How much better off we would be in a Sovereign Wales with a debt free Welsh currency creation using current available figures = an estimated £44,166 billion, which would also equate to £26,796 spending per head in Wales – over double what is currently spent per head.
Wales can be a rich and prosperous nation. We can throw away the bizarre outlook that has seen elements of the Welsh and British state political class openly promoting a begging cap and bowl mentality for Wales in London, Brussels and elsewhere for the last 400 years.
And we can mostly do away with the long drawn out debates about closing the deficit, balancing the books, of ‘fighting austerity’ and of lower or higher taxation because, as contentious ‘hot issues’, all of these become largely meaningless and redundant when loooking at the option of a debt free currency system. And when another Welsh or UK politician or person disdainfully or genuinely asks ‘how can you afford to be independent’ we can tell them straight – by simply printing our own debt free currency. And the same goes for any other country who might wish to adopt this system.
And this I believe is exactly what Wales will need to do to become the prosperous sovereign state it deserves to be and is rapidly moving towards being. People will inevitably try to find holes in the basic concept, shout and complain that it’s stupid, ignore it or say it can’t be done and that there is some complex convoluted other reason why it can’t be done. But they will be misinformed in my view.
And I’m sure there are many areas mentioned here that can be refined and fine tuned but the fundamental principle of debt free currency in line with GDP remains – for Wales, or for that matter, any other country in the world that feels it’s time to try a different monetary system to the one currently practised so commonly.

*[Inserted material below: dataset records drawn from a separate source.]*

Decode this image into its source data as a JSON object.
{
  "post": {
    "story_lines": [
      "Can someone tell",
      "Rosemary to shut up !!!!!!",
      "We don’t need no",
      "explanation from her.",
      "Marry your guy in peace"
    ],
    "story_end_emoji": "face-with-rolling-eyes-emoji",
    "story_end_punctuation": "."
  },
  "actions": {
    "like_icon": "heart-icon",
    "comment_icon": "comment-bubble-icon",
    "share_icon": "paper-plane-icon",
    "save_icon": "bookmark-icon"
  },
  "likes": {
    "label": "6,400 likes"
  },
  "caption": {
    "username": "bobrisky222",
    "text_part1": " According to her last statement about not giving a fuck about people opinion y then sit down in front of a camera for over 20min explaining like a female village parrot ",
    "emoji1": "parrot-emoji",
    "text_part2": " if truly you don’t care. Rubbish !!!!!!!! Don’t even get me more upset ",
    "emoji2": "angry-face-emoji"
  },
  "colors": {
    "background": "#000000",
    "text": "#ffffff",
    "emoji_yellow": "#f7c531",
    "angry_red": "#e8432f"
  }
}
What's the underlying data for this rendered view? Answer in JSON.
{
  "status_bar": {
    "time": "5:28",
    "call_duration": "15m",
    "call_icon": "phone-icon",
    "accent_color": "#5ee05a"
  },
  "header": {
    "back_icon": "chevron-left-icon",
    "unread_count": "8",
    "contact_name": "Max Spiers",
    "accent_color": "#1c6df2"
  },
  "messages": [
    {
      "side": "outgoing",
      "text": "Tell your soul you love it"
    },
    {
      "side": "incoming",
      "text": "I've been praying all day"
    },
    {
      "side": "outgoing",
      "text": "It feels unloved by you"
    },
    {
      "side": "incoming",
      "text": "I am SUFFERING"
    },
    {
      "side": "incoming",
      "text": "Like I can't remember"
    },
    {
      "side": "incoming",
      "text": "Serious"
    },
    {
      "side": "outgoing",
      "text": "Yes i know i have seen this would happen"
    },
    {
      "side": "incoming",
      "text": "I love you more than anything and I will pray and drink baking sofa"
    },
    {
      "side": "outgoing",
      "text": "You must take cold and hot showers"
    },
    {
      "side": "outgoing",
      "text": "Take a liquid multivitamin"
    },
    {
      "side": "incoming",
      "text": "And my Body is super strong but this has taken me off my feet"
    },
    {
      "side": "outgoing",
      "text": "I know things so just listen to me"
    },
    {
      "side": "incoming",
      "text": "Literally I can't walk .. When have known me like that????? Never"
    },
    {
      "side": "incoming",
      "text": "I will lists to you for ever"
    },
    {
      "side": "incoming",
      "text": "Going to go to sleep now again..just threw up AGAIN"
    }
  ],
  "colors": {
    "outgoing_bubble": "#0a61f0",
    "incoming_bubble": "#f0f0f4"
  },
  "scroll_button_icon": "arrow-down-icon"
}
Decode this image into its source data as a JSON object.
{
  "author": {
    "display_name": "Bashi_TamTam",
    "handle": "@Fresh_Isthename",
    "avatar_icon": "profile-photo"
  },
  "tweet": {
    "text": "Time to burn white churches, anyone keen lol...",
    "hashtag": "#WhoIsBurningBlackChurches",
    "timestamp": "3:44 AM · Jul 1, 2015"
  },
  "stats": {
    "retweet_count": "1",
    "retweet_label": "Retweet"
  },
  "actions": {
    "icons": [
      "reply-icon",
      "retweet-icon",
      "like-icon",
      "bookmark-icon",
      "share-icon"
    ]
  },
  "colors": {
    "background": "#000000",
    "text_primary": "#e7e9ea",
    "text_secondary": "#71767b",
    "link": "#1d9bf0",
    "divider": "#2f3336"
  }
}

In 2016 I registered a non left/right aligned Welsh political party, Cymru Sovereign, which has a Welsh debt free currency and Welsh sovereignty at its core – the first time for a Welsh party to do this as far as I’m aware. But the principle is obviously bigger than any party and also more important than any tired left/right paradigm that the decaying mainstream media is still desperately trying to push on us – debt free currency is a core principle of sovereignty that should underpin any true sovereign nation state.
If there are countries who want to carry on with the present monetary system then that’s their choice and their right of course. And not everyone will support sovereignty for Wales either – again, their choice and their right. But everyone should at least realise that Wales can circumnavigate around this current system of debt enslavement which I believe is robbing all of us of our futures, and can become the prosperous nation state it really deserve to be. The rebirth of hope awaits us all.